El sanatorio formaba parte del otro lado del malecón, un escenario que empezó a acercarse al centro de la ciudad en esos años de la posguerra cuando construyeron las pasarelas sobre el cauce de la Rambla. Desde las ventanas de la clínica, los internos podían ver a los niños del colegio de la Salle, que a todas horas ocupaban el patio del centro. En esas horas de convalecencia, contemplar la estampa de los colegiales jugando era un alivio para la moral de los enfermos.
El viejo patio era entonces gran desahogo del colegio, lugar de encuentros en las horas del recreo y el escenario donde se organizaban las competiciones deportivas que tanta relevancia tenían en el centro.

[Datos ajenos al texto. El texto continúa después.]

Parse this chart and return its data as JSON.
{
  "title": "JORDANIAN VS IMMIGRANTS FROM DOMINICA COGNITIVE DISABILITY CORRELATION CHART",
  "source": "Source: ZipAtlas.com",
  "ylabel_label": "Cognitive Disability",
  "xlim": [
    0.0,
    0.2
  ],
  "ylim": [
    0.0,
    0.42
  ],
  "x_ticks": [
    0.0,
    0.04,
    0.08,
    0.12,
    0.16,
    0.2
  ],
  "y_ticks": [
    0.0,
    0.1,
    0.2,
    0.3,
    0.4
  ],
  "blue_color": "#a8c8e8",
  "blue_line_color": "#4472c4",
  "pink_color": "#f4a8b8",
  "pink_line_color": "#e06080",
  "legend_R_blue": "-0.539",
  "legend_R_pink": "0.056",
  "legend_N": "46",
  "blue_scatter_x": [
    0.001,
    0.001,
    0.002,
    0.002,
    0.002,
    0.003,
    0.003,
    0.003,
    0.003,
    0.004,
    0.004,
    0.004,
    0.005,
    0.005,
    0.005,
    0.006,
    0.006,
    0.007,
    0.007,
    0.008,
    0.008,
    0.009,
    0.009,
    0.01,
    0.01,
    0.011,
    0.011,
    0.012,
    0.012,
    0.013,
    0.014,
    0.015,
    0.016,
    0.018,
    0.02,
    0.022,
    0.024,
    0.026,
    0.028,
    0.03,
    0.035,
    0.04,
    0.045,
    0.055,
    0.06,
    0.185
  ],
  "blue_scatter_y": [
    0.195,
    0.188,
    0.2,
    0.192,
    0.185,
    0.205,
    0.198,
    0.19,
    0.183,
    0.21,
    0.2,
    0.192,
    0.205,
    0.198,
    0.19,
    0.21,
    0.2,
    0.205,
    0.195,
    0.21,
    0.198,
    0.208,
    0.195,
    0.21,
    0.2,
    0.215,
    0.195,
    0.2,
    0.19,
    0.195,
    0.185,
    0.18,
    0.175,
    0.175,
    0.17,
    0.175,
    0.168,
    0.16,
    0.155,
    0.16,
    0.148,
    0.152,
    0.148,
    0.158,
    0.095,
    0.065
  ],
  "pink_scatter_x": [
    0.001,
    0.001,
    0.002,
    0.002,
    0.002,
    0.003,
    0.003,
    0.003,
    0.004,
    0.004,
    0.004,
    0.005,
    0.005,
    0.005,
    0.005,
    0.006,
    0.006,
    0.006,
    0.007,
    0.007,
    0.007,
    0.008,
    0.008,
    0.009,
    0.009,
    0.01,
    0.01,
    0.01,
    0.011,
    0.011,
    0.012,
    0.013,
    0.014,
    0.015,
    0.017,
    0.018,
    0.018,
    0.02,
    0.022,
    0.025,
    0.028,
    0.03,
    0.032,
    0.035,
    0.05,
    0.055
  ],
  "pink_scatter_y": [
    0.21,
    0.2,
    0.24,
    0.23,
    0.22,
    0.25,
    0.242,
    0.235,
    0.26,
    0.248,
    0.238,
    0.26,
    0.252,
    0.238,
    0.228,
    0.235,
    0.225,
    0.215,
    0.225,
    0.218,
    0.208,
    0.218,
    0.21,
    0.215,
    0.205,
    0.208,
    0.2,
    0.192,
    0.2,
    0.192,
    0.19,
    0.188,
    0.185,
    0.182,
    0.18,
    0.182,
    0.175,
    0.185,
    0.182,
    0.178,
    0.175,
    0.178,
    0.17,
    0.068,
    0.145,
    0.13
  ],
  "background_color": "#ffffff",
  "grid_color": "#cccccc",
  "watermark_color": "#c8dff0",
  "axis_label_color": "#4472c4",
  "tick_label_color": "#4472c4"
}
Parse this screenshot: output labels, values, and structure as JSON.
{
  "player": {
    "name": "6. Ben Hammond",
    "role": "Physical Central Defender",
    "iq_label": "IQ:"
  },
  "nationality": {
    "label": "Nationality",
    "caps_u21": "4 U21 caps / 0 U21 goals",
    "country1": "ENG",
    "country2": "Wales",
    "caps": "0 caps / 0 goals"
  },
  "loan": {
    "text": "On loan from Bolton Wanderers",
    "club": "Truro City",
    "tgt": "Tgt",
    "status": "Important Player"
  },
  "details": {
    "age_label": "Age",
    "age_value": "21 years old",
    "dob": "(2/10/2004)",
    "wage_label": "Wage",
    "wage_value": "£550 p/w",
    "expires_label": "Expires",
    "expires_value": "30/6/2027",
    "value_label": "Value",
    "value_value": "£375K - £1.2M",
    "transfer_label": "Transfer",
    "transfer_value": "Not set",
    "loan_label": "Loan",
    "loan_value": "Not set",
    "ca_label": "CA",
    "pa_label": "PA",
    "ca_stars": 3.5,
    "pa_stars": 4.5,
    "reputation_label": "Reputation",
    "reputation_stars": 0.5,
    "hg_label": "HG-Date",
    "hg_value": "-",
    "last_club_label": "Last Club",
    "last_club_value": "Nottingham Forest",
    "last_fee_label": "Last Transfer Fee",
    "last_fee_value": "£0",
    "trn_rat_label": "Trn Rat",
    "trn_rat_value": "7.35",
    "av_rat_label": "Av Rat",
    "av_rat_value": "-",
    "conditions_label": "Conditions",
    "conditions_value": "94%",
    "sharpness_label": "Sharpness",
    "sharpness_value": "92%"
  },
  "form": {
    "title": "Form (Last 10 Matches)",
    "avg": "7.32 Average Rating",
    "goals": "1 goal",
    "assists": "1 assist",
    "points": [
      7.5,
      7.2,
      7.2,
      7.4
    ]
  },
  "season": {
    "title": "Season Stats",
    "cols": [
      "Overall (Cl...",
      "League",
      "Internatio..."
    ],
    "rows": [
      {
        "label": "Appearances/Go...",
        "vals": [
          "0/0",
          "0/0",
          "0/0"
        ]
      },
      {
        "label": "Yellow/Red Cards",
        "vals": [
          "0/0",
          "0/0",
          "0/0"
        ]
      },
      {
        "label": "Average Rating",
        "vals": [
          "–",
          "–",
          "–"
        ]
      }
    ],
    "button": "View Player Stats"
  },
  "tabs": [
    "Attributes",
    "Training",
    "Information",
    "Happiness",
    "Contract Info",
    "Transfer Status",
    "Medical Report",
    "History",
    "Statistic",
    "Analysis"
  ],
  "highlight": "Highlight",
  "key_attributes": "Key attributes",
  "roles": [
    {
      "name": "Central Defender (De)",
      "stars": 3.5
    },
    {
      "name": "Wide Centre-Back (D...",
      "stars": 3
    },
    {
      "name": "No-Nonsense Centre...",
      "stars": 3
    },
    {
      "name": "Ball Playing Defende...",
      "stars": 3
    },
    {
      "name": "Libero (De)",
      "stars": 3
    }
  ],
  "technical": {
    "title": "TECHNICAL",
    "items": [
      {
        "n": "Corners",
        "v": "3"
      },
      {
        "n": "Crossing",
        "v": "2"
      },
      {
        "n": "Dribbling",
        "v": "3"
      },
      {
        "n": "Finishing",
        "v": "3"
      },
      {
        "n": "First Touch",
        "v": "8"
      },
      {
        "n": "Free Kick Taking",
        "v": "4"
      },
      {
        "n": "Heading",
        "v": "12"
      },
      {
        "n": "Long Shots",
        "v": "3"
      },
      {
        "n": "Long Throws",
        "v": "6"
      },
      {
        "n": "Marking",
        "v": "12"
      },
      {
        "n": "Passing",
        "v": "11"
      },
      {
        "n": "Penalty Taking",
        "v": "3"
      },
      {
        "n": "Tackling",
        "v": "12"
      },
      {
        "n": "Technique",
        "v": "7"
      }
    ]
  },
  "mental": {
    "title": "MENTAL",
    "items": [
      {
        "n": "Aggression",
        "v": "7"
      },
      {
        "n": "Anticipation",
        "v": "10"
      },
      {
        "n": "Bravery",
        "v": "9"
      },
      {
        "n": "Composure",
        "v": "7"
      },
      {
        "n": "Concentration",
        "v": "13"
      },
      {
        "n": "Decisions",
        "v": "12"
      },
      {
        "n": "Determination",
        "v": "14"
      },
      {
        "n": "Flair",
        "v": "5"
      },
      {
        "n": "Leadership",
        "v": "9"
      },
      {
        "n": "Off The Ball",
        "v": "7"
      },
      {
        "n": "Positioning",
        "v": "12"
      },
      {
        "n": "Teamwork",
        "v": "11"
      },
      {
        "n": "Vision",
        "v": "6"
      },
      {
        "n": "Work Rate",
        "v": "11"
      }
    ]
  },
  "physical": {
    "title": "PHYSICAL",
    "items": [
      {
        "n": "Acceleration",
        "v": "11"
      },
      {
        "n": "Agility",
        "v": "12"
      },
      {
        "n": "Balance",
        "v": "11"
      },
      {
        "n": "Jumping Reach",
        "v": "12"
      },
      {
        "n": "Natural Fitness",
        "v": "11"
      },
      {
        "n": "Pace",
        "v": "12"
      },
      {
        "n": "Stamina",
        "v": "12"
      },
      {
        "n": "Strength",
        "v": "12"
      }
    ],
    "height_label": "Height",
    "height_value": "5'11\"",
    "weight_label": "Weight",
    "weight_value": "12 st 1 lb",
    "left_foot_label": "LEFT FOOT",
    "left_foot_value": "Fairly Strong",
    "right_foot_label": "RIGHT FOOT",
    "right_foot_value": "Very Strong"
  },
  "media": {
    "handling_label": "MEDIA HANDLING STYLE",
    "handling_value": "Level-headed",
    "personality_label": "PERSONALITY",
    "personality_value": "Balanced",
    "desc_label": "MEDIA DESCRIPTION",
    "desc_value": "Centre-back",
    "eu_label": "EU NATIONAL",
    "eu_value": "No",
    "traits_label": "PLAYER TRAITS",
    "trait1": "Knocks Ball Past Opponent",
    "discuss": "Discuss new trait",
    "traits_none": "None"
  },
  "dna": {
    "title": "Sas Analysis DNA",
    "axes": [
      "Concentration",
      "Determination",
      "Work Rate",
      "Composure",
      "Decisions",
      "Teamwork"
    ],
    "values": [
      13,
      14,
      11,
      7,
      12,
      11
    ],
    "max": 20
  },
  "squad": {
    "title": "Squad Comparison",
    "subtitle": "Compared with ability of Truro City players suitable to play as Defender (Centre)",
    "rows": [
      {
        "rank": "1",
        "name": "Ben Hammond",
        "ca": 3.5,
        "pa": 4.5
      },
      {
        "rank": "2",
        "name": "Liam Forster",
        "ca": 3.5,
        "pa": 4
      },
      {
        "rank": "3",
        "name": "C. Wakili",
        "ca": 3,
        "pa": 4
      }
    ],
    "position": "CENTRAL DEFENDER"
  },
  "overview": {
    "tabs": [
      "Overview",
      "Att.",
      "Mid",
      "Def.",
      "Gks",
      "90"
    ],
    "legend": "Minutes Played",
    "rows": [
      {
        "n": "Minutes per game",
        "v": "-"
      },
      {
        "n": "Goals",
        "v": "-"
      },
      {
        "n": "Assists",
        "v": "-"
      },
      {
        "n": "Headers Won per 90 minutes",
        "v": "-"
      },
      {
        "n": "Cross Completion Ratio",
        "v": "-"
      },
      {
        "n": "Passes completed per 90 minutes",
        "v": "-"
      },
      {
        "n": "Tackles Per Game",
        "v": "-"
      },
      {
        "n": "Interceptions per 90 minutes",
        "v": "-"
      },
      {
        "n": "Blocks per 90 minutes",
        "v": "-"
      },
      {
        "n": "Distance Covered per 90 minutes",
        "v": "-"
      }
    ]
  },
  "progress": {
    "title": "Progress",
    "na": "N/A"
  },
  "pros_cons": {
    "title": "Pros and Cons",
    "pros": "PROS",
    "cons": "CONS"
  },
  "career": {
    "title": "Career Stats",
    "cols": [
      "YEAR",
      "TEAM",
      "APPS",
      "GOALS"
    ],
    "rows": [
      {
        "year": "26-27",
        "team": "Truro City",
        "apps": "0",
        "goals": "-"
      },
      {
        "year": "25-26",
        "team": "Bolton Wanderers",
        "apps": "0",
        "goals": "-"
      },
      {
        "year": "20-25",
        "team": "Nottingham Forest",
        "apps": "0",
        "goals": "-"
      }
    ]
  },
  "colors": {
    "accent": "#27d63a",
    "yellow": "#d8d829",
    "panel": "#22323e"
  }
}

Por el patio entraban los niños de La Salle antes de las nueve de la mañana en una época en la que la puntualidad era estricta y aquel que llegaba diez minutos después de que se cerrara el gran portón tenía que pasar por la frontera de la puerta principal, donde era recibido por el portero y por el profesor de turno que le echaba la primera reprimenda del día y lo sometía a un interrogatorio para que aclarara el motivo de su tardanza.
Hasta los años setenta, en el patio viejo del colegio de la Salle formaban los niños antes de entrar en las clases al toque de campana, y con una disciplina casi militar, se alineaban, se cubrían y escuchaban en silencio como sonaba el himno nacional por los altavoces.
El colegio tenía otro patio más pequeño para los niños menores, que no tenía la solemnidad del patio principal, donde además de las pistas polideportivas en las que se jugaba al fútbol, al balonmano y al baloncesto, tenía un frontón.